Бродский среди нас - [30]

Шрифт
Интервал

Отчетливо помню один эпизод после первой операции Карла, когда Иосиф остановился у нас в Энн-Арборе. Мы с ним были одни, стояли около дома, смотрели на реку Гурон вдалеке, и он сказал, что, когда услышал о болезни Карла, первой его мыслью было: в этом как-то повинно КГБ. Я ничего не могла на это ответить, но понимала его. В его советизированной психике всякое зло обращало мысли к системе, и случайностей – генетических или иных – не существовало.

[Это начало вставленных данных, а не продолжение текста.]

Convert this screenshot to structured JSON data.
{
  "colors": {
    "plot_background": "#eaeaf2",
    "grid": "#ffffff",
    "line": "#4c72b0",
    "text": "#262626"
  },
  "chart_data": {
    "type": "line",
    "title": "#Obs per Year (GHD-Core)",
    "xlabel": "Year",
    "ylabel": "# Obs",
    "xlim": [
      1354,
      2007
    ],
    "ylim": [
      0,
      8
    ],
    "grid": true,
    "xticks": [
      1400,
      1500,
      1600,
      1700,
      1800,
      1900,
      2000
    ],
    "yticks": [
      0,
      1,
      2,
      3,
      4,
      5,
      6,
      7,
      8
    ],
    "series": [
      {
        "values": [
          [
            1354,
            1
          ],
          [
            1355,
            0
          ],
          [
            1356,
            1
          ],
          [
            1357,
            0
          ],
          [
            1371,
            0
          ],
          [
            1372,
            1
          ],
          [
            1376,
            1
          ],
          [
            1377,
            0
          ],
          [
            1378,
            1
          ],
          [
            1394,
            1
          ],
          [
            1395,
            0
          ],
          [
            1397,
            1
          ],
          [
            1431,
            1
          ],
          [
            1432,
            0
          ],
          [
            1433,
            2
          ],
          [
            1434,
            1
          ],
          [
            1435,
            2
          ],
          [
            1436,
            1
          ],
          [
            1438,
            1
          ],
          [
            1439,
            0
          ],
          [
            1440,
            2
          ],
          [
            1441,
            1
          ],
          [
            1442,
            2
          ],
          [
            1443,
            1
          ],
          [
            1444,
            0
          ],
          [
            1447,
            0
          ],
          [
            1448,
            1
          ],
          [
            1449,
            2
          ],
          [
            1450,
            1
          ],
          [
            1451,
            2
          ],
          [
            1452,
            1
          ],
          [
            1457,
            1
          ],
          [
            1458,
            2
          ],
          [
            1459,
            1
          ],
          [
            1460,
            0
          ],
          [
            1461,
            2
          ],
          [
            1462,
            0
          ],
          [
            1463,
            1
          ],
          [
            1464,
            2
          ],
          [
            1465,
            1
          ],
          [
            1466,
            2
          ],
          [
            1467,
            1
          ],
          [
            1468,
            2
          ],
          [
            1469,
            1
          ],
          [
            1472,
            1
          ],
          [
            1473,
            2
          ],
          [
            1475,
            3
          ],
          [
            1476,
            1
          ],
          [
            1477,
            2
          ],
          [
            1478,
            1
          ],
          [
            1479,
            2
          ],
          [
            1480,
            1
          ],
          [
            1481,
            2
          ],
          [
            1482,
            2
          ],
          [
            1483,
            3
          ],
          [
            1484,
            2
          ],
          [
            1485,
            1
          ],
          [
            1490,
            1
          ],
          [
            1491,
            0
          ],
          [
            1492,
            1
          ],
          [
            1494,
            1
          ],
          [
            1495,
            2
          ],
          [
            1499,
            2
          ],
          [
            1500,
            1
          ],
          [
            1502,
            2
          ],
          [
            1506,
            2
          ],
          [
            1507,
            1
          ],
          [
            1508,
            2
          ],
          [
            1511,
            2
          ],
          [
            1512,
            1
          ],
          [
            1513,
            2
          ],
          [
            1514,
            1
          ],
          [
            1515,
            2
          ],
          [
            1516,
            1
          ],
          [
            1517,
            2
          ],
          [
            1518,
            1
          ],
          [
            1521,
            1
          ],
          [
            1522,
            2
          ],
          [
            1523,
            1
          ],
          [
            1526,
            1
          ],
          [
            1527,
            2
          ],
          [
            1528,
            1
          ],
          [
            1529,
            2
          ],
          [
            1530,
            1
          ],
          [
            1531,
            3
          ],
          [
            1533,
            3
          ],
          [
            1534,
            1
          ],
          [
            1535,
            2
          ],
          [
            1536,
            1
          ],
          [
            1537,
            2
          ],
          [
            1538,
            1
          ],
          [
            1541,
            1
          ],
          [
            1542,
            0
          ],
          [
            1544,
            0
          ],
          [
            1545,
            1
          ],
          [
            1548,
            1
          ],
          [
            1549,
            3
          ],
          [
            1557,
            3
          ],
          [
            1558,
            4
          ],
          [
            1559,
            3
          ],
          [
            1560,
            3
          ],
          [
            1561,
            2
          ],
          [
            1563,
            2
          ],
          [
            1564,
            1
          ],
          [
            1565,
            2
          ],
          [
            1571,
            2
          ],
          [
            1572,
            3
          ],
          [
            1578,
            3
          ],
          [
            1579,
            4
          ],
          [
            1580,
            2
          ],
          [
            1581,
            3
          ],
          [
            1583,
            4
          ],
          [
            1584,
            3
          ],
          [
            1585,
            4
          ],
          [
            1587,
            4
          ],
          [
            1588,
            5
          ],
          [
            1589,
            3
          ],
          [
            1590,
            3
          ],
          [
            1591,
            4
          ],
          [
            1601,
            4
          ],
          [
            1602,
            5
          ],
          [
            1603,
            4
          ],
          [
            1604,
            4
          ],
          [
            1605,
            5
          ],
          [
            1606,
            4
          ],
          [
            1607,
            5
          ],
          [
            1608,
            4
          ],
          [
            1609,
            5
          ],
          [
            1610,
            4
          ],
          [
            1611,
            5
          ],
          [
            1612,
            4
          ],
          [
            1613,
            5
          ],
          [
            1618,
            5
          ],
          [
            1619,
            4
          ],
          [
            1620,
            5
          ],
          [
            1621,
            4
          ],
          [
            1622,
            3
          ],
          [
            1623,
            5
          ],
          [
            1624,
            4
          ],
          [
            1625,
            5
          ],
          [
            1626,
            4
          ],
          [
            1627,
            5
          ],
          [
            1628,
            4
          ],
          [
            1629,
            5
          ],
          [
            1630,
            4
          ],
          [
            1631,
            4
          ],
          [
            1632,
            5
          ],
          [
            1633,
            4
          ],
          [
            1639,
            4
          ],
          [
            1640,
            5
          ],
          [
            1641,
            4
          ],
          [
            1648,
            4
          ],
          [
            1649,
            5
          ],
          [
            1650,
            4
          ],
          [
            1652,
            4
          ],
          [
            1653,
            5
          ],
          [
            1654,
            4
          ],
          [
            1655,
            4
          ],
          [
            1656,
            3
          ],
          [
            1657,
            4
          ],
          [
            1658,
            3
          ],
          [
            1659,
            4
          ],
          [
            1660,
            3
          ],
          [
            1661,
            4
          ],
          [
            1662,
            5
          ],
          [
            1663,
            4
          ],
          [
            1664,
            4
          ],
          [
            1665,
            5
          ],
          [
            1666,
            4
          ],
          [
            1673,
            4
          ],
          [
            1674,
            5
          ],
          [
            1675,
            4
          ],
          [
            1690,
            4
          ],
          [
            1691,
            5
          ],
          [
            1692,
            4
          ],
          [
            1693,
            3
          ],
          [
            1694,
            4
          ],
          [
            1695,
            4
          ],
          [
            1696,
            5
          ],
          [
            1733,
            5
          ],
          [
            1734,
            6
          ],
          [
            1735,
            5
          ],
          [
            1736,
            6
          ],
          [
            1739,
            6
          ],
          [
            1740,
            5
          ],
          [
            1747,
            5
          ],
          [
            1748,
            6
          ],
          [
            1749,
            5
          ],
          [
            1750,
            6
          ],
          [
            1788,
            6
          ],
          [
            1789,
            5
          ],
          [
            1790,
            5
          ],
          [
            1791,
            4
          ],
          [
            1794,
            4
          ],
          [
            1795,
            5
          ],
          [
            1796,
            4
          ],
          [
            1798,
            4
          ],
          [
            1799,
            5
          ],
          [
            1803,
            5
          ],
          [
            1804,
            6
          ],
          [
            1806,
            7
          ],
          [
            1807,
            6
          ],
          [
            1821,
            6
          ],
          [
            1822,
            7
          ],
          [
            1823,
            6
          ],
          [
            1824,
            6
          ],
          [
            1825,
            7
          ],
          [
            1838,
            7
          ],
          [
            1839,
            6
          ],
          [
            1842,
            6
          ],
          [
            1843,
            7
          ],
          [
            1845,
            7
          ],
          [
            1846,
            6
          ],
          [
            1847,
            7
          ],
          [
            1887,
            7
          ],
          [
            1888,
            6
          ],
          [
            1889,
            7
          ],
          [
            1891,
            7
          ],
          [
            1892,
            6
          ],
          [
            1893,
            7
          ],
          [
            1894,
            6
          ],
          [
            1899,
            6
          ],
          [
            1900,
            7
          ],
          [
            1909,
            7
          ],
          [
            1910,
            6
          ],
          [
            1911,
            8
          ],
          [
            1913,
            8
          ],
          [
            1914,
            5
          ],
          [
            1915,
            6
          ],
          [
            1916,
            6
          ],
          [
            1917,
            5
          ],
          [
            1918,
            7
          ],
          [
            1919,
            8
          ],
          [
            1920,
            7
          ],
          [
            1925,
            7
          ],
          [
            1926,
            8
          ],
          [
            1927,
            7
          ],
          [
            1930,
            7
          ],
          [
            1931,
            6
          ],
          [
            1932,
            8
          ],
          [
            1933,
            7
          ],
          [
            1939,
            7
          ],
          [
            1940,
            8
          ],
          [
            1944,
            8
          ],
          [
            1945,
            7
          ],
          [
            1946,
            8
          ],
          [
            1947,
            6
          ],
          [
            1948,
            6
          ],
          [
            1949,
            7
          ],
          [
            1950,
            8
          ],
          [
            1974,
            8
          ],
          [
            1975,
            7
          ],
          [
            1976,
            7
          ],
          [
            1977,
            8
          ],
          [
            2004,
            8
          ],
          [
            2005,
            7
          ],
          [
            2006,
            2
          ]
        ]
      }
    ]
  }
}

В 1980-х для нас наступило время смертей. Эпидемия СПИДа унесла Гену Шмакова и еще многих друзей. И два сокрушительных удара для Иосифа – смерть матери в 1983 году и отца в апреле 1984-го; это видно из его эссе, посвященного родителям.


Весной 1984 года Карл, перенесший пять операций и длительную экспериментальную химиотерапию, нашел в себе силы организовать в Мичиганском университете конференцию по русской культуре в изгнании. Присутствовал Иосиф, писатели Юз Алешковский, Саша Соколов, Сергей Довлатов, художник Давид Мирецкий и Барышников. После конференции, собравшей благодаря Мише необычно большую аудиторию, мы устроили дома прием. Для Карла это была последняя русско-американская вечеринка, и получилась она очень приятной. Выделялся Иосиф: он вел себя невежливо с русскими, которые не были его старыми приятелями; его социальную фобию не ослабили ни время, ни слава.

В сентябре 1984 года Карл умер; Иосиф пришел на поминки с сотней других людей, близких Карлу. Он был сердечен, старался меня поддержать, и я была очень рада, что он приехал.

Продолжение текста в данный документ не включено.